I also recall having a rude awakening to how much they had improved the AI in later editions…Where the computer would actually wait until it had enough troops to attack your city…
Every time I look at something like this, I think: “You know, automating a municipal government would more than likely be a lot simpler than doing so for a civ game…if people can make sim city run itself successfully, using only algorithms and such, why not do it in real life?”
I think that’s an example of why AI is always just 25 years away: people think that what they do is so easy to write the rules for, without appreciating what a high-level interpreter they themselves are. It’s easy to run a model of a city that is only a few registers and some easy equations; it’s difficult to turn the detail of the real world into numbers that accurately work for all cities everywhere.

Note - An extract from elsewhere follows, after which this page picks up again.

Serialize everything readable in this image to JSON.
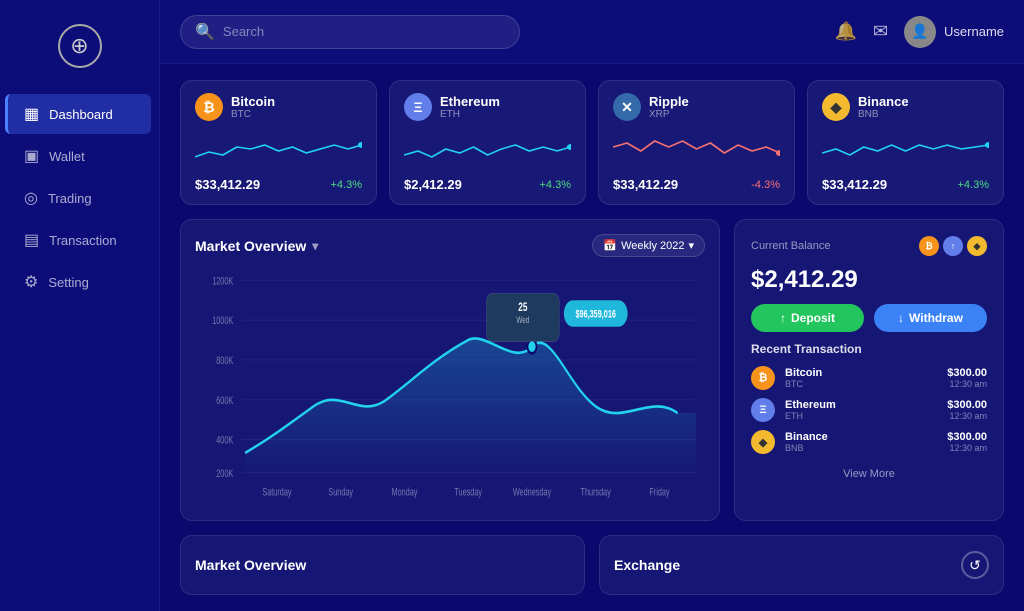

That’s a good point. Good points.
Well, I hope somebody starts somewhere.
Soapy Jamboree? It’s Gdansk now, you insensitive clod!
The alternative is to enforce the algorithms output until you train your population to behave accordingly. I can see what could possible go wrong with that
This happened to me. I felt good and bad because the game was too fun to play without disrupting everything else. I haven’t played for years.
I remember reading about a fellow who ended his game with “just one more turn…” and then kept playing the same world for months. He ended up in something like 11,000 AD with two superpowers locked in permanent, unwinnable nuclear war and the earth scorched by global warming. Like Mad Max, but with central government.
Gdansk is to the North of Soapy Jamboree, on this map.
For me, the sticking point of Civ was who exactly you, the player, are supposed to be? On the one hand you’re immortal and guiding the paths of your civilization’s cultural and technological development, on the other you’re micromanaging military units, telling them which enemy unit to attack. If I’m a demigod, let me delegate!
Also that whole “enough archers can take out a tank battalion” thing.
Sure, before the annexation.
##Who control Bartergrad?
#You do, Gorodskoi Komitet.
The immortal spirit of freebase storytelling.
That explains it, thanks.
Yea, that guy!
Thanks for the link. That was hilarious. I really like when players push games beyond their designed limits and things collapse in interesting ways.
I had a serious Civ2 problem back in the day. One might conclude I changed majors due to failing Orgo 2 due to playing Civ2 (“Or, perhaps I was playing because I was failing!” pleads the addict.). Eventually I mustered the strength to quit but man, it sure tweaked some switch in my wee lizard brain. I find no joy in gambling (thankfully), but I can empathize with people inexplicably compelled to do [something] (How the creator of NYPD Blue gambled aways his $100 million fortune) self-destructive.
Years later a friend offered me a hit of Civ4 which I cautiously accepted. I found the learning curve steep enough to not make it immediately enjoyable, so I counted my blessings and haven’t touched it since. When I’m ready to shuffle off this mortal coil, I’ll fire up a VM, unplug my nutrient feed and sit down for just one more turn.
In a sense, it has with multiple projects around the US tapping in to data streams provided by local/city/state/fed gov’t. OpendataDC, NYC’s BYTES, and Open Baltimore. It’s not AI, but data capture’s got to happen before HAL decides to stop opening the pod bay doors.